Recent events have made old perceptions even more outdated. The 2008–09 crisis showed the world that U.S. capitalism was fallible, too. Meanwhile, the region has become even more strongly democratic and prosperous. For the first time in its history, thanks to new-found political stability and smart policies, nearly half of South America’s people are middle-class or wealthier. Mexico has also made tremendous gains. This trend of “convergence” will continue, despite recent setbacks in places like Brazil. Latin Americans are justifiably proud of their achievements, aware of their new importance in the world, and will no longer tolerate being spoken down to like it’s still 1985.
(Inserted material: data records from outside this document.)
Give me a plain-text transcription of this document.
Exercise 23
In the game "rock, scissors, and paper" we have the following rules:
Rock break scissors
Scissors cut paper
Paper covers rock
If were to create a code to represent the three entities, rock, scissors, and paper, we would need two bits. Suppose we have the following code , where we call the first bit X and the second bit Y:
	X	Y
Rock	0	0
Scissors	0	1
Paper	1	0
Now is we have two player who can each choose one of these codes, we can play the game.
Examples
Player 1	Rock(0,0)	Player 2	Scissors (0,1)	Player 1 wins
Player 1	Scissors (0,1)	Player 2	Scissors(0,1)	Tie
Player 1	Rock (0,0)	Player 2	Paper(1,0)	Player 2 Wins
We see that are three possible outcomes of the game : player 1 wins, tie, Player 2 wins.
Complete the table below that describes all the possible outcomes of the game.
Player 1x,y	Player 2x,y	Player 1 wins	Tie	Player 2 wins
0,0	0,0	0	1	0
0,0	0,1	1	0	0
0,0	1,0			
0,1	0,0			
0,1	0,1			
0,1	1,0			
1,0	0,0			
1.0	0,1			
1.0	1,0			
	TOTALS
That’s why, as president, you will need to make clear that you really do see our neighbors as “equals.” The tone set by the president matters, and trickles into the rest of the bureaucracy — and the country at large. Unfortunately, the unique damage done to relations with Latin America during this U.S. election cycle will probably take months, if not years, to repair. A hefty dose of humility, plus the honesty and respect that come with a relationship among peers,will certainly help.